As a tailor in Tehran's fabled Grand Bazaar for over 60 years, Mostafa Javedan has lived through coups, wars, a revolution – and now the ups and downs of international sanctions.
His little store in the shade of the bazaar’s high stone arches, established by his grandfather in the days of the 19th century Qajar dynasty, has weathered all these storms and remained firmly tied to global trends even when Iran was at its most isolated.
“The chicest and the best-dressed in the world are the French and then it’s the Iranians, but the English produced the best fabrics,” the 80-year-old told AFP, looking snappy in a pair of shades and blue slacks.
Times have changed, however.
These days, Mostafa sits back and lets his son Saeed do the work, and most of the fabrics come from China — one effect of the international sanctions slapped on Iran in 2012 over its nuclear programme.
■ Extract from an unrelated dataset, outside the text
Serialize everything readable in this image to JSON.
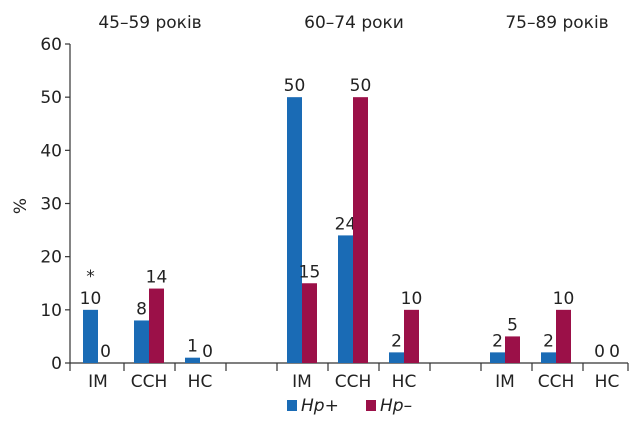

“The Europeans pushed us toward China. Ten years ago we never bought fabrics from China, but their quality has been improving,” said Saeed.
“I think sanctions were a boost for the Chinese economy.”
The bazaar is still the main centre for business in Tehran, packed with shoppers browsing everything from centuries-old carpets to the latest mobile phones.
When Iran’s nuclear deal with world powers struck in July 2015 led to many of the sanctions being lifted in January, small family-run stores in general saw little obvious change.
They had already been forced to adapt, and in keeping with Iran’s long history as a central point of East-West trade, many of its merchants had simply shifted their focus towards Asia.
In one of the many kitchenware stores, most of the pots and pans are marked “Made in China”.
“We have some goods from Italy and the United States, but very few,” said Ali Masoumi, 30, whose father set up shop in the 1950s.
He said the real changes had to come from within, and was sceptical the nuclear deal would make much difference.
“If there is going to be any change it must be from inside Iran. The government should have a will for change. That will doesn’t exist.”
The moderate government of President Hassan Rouhani that came to power in 2013 has stabilised the runaway inflation and currency collapse of previous years.
Rouhani hopes the end of sanctions will help Iran attract $30 to $50 billion in annual investment needed to hit his target of eight-percent growth.
But a raft of US sanctions are still in place, related to Iran’s human rights record and missile testing, leaving shoppers as well as businesses cautious.
“People still don’t want to risk investing and spending. They want to be sure there won’t be any more drastic changes in the dollar rate, banking, housing and everything else,” said Masoumi.
OPTIMISM AND OBSTACLES
Still, others say the positive atmosphere created by the nuclear deal is already paying dividends.
Esmaeil Ivazi, 35, was shopping for a carpet in the bazaar, on the back of a healthy few months for the toy factory he owns.
He said exports to neighbouring countries — including Iraq, Uzbekistan, Georgia, Armenia and Tajikistan — had risen sharply since January.
“Our relations with foreign companies have become better after the nuclear agreement, as they trust us more now,” said Ivazi.
“I’m optimistic that the situation will continue to improve. People have hope for the future, and I believe that is driving people and markets to improve.”
But he admitted that obstacles remain, particularly while international banks remain wary of doing business with Iran over the threat of remaining sanctions.
“We have banking problems. We want to sell to Russia, but we have money transfer issues,” he said. “They can’t travel here each time they want to buy something.”